Гангстеры (Эстергрен) - страница 117

Конни не знал, сам он до этого додумался или кто-то навел его на эту мысль, и она показалась ему настолько справедливой, что он возвел это в принцип, но суть ее заключалась в том, что именно «чувство долга заставляет нас принимать участие в жизни человечества», связывая свою жизнь с жизнями многих других людей — тех, с кем мы живем бок о бок изо дня в день или случайно встречаемся на улице. Но подобное чувство не лекарство, которое можно скормить ребенку в час по чайной ложке. Оно неосязаемо, как моральное излишество, как смысловая избыточность, которая ничего не проясняет, но задает особый темп и тон, как ритм, как субстанция, действующая одновременно и как замазка и как смазка, удерживающая вместе разрозненные куски и объединяющая последовательные элементы в единое целое. Невозможно было отделить подобные материи от всего остального, что окружало их и являлось жизненно необходимым; они просто существовали и тем самым привносили свой вклад в общее дело — дело, без которого чувству долга не было применения. Это никоим образом нельзя было проповедовать или провозглашать — напротив, это было связано с ценностями, неизъяснимыми на лаконичном, ясном, отточенном языке проповеди. Если в их числе и была любовь, то это была любовь, живущая в паузах, взглядах и простых, казалось бы, бессмысленных словах.
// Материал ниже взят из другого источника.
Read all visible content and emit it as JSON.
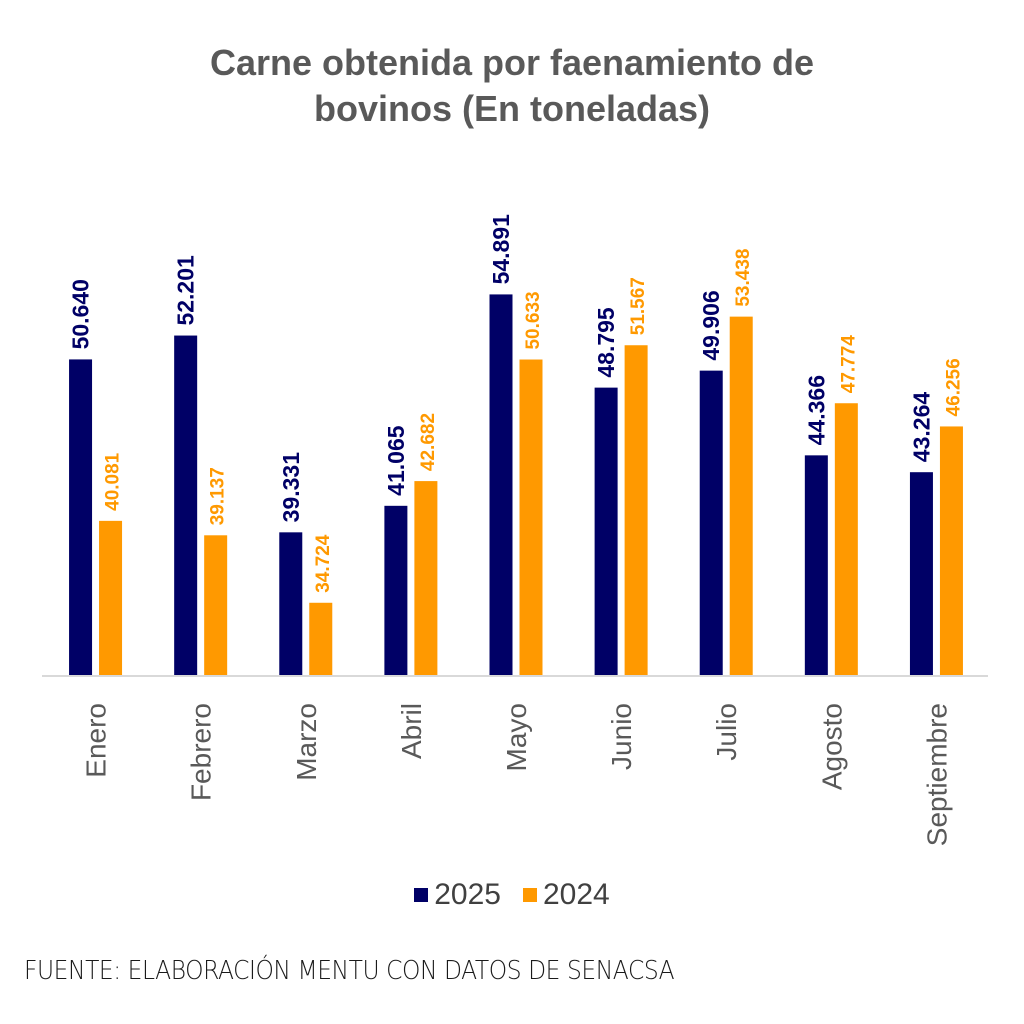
{
  "chart_data": {
    "type": "bar",
    "title": "Carne obtenida por faenamiento de bovinos (En toneladas)",
    "title_lines": [
      "Carne obtenida por faenamiento de",
      "bovinos (En toneladas)"
    ],
    "categories": [
      "Enero",
      "Febrero",
      "Marzo",
      "Abril",
      "Mayo",
      "Junio",
      "Julio",
      "Agosto",
      "Septiembre"
    ],
    "series": [
      {
        "name": "2025",
        "color": "#000066",
        "values": [
          50.64,
          52.201,
          39.331,
          41.065,
          54.891,
          48.795,
          49.906,
          44.366,
          43.264
        ],
        "labels": [
          "50.640",
          "52.201",
          "39.331",
          "41.065",
          "54.891",
          "48.795",
          "49.906",
          "44.366",
          "43.264"
        ]
      },
      {
        "name": "2024",
        "color": "#FF9900",
        "values": [
          40.081,
          39.137,
          34.724,
          42.682,
          50.633,
          51.567,
          53.438,
          47.774,
          46.256
        ],
        "labels": [
          "40.081",
          "39.137",
          "34.724",
          "42.682",
          "50.633",
          "51.567",
          "53.438",
          "47.774",
          "46.256"
        ]
      }
    ],
    "xlabel": "",
    "ylabel": "",
    "ylim": [
      30,
      58
    ],
    "grid": false,
    "legend_position": "bottom"
  },
  "source": "FUENTE: ELABORACIÓN MENTU CON DATOS DE SENACSA"
}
Отец едва успел испытать удовлетворение от того, что дочери его свойственно чувство долга. Очень скоро он понял, что чувство это охватывает весь мир. В течение нескольких лет девочка, казалось, несла на своих плечах страдания всего мира, но когда Конни заговорил об этом с женой, та заявила без тени сомнения, что дочь их просто переживает сейчас такой период и с возрастом обязательно успокоится. Возможно, мать была права, но в свои неполные двадцать лет Камилла все еще чувствовала ответственность перед слабыми мира сего и твердо верила в то, что должна помочь человечеству. В то же самое время, после долгих лет процветания, снова стало расти число маргиналов. К концу двадцатого столетия классовое общество было реанимировано, хотя, быть может, оно никогда и не отмирало. «Как вы можете объяснить, что…» — спрашивали его и затем озвучивали долгий перечень равнодушных статистических данных, который он и сам мог бы дополнить; ему называли суммы, описывающие несправедливость так, словно лично он был всему виной или, по крайней мере, мог повлиять на полученные результаты. «Как ты можешь защищать…» — могла с таким же успехом спросить его дочь, и обычно его ответ сводился к тому, что такова реальность, и сам он тоже пытался изменить ее, равно как и предшествующие поколения. Тот факт, что он оказался теперь на линии огня, был просто неизбежным следствием естественного порядка вещей.